Die Mistel - Vom Mythos zur Wissenschaft
Glossar
Abwehrkräfte
Sie sind das verantwortliche Abwehrsystem des Körpers gegen körperfremde Stoffe oder Krebszellen (» Immunsystem).
Chemotherapeutikum
Arzneimittel, das aus chemischen Substanzen hergestellt, das Wachstum von Krankheitserregern oder Krebszellen hemmen und abtöten, auch » Zytostatikum genannt.
Chemotherapie
Behandlung mit » Zytostatika mit dem Ziel, Tumorzellen (» Tumor) abzutöten oder deren Wachstum einzudämmen.
Computertomographie
Röntgenuntersuchungstechnik, die mit aufbereiteten Meßergebnissen ein mehrdimensionales Bild der untersuchten Schichten liefert. Mögliche » Tumoren können so dargestellt werden.
Endorphine
Körpereigene » Morphine ("Glückshormone"), können das Schmerzempfinden beeinflussen und steigern durch Schmerkzblockade das körperliche Wohlbefinden.
Glykoproteine
Eiweißstoffe (z.B. » normierter Mistel-Inhaltsstoff) mit einem geringen Kohlenhydratanteil in Form von Seitenketten. Zu den Glykoproteinen gehören die meisten Bluteiweißstoffe und Blutgruppensubstanzen sowie » Proteine der Zellmembran.
Grading
Klassifikation zur Beurteilung von Gewebe.
Hormone
Körpereigene Botenstoffe, die biochemische und physiologische Abläufe steuern.
Immunmodulation
Aktivitäten zur Beeinflussung der Abwehrkräfte (» Immunsystem).
Immunologie
Wissenschaft, die sich mit der Reaktion des menschlichen Körpers auf körperfremde Stoffe befaßt.
Immunsystem
System aller körpereigenen » Abwehrkräfte.
Immuntherapie
Anregung des » Immunsystems zur Infekt- oder Tumor-Abwehr.
invasiver Tumor
Krebsgeschwulst, die in das benachbarte Bindegewebe wächst.
Kernspintomographie
Untersuchungsverfahren, das mit Hilfe elektromagnetischer Wellen räumliche Bilder vom Körperinnern liefert.
Leukämie
"Blutkrebs". Bösartige Erkrankung der weißen Blutkörperchen (» Leukozyten).

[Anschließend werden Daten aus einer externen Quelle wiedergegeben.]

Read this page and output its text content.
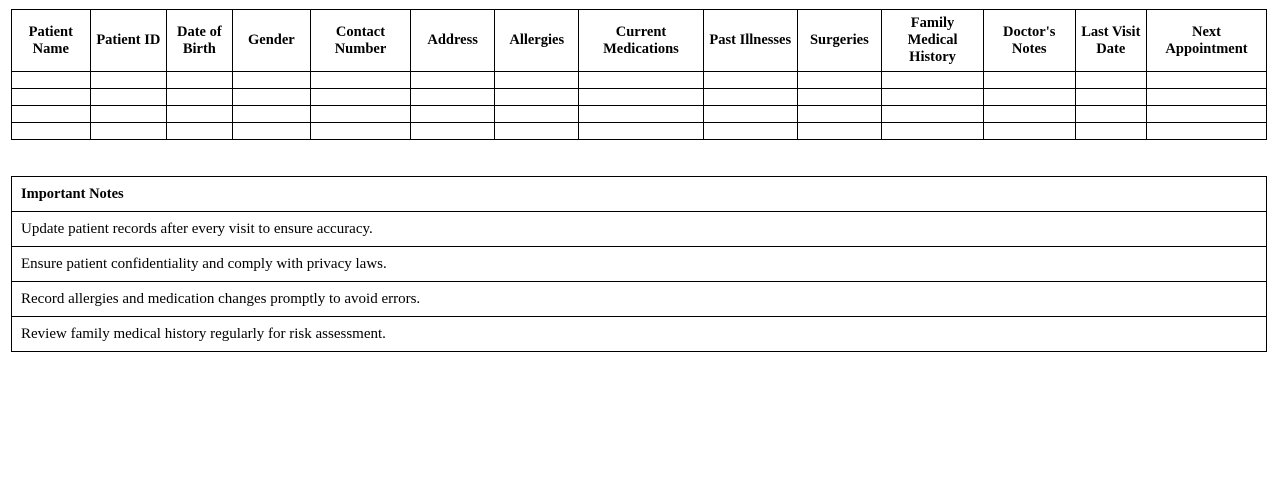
Patient Name	Patient ID	Date of Birth	Gender	Contact Number	Address	Allergies	Current Medications	Past Illnesses	Surgeries	Family Medical History	Doctor's Notes	Last Visit Date	Next Appointment

Important Notes
Update patient records after every visit to ensure accuracy.
Ensure patient confidentiality and comply with privacy laws.
Record allergies and medication changes promptly to avoid errors.
Review family medical history regularly for risk assessment.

Kann das Knochenmark und die » Lymphknoten befallen.
Leukozyten
Die weißen Blutkörperchen sind maßgeblich an der Abwehr und Beseitigung von körperfremden Stoffen beteiligt.
Lymphbahnen
Gefäßsystem im Körper zum Transport der Lymphflüssigkeit.
Lymphknoten
Organe im Lymphgefäßsystem, die die Lymphozyten bilden und gleichzeitig als Filter gegenüber Krankheitserregern dienen.
Makrophage
Weißes Blutkörperchen, das eingedrungene Fremdstoffe oder Krankheitserreger aufnehmen und unschädlich machen kann.
maligner Tumor
Bösartige Krebsgeschwulst » Tumor
Metastasen
Tochtergeschwulst, die fern vom Ursprungstumor aber auch in Nachbarorganen auftreten kann.
Mistel-Hauptwirkstoff
Der Hauptwirkstoff der Mistel ist eine Eiweißverbindung: Glykoprotein mit zwei Wirkungen: Hemmung des Tumorwachstums, indirekte Stärkung des Immunsystems und unterstützt die moderne, schulmedizinische Krebstherapie.
Mistel-Inhaltsstoffe
Die Inhaltsstoffe der Mistel sind u.a. Flavonoide, verschiedene Pflanzensäuren, Phenylpropenderivat, Sterine, Triterpene, Aminosäuren, Amine, Polypeptide, Polysaccharide, Glykoproteine
Morbus Hodgkin
Bösartige Erkrankung des Lymphsystems.
Morphine
Schmerzstillende Inhaltsstoffe mit narkotischer Wirkung, die aus der Mohnpflanze gewonnen werden.
Normierungsverfahren
Gewährleistet insbesondere bei pflanzlichen Arzneimitteln, daß die Inhaltsstoffe in gleichbleibender Aktivität enthalten sind.
Onkologie
Lehre von den Geschwulsterkrankungen (» Tumor) und ihrer Therapie.
Reiztherapie
Auch Reizkörpertherapie, ist eine unspezifische Behandlung durch Reizstoffe zur Anregung der Selbstheilungskräfte.
Remission
Rückgang von Krankheitserscheinungen.
Rezidiv
Rückfall.
Staging
Gibt den Grad der Tumorausbreitung (» Tumor) an.
Strahlentherapie
Therapie, bei der mit radioaktiver Strahlung bösartige Zellen bekämpft werden.
subkutan
"Unter die Haut". Vorschrift, die Injektion nur in das Unterhautfettgewebe zu verabreichen.
Szintigraphie
Durch schwach radioaktive Stoffe kann auf einer fluoreszierenden Schicht ein Bild erzeugt werden, mit dem auch Veränderungen im Gewebe diagnostiziert werden können.
TNM-Klassifikation
Systematische Erfassung einer Krebserkrankung nach Tumorgröße (» Tumor).
Tumor
Geschwulst, Gewebswucherung. Mediziner unterscheiden zwischen gutartig (benigne) oder bösartig (maligne).
Tumormarker
Substanz, die in Körperflüssigkeiten nachweisbar ist. Die Messung ihrer Konzentration liefert Informationen über den Grad der Bösartigkeit eines vorhandenen Tumors.
Zytostatika
Chemische Substanz, die die Zellkernteilung und die Zellvermehrung hemmt. (» Chemotherapie).
zytotoxisch
Zellvergiftend bzw. zellschädigend.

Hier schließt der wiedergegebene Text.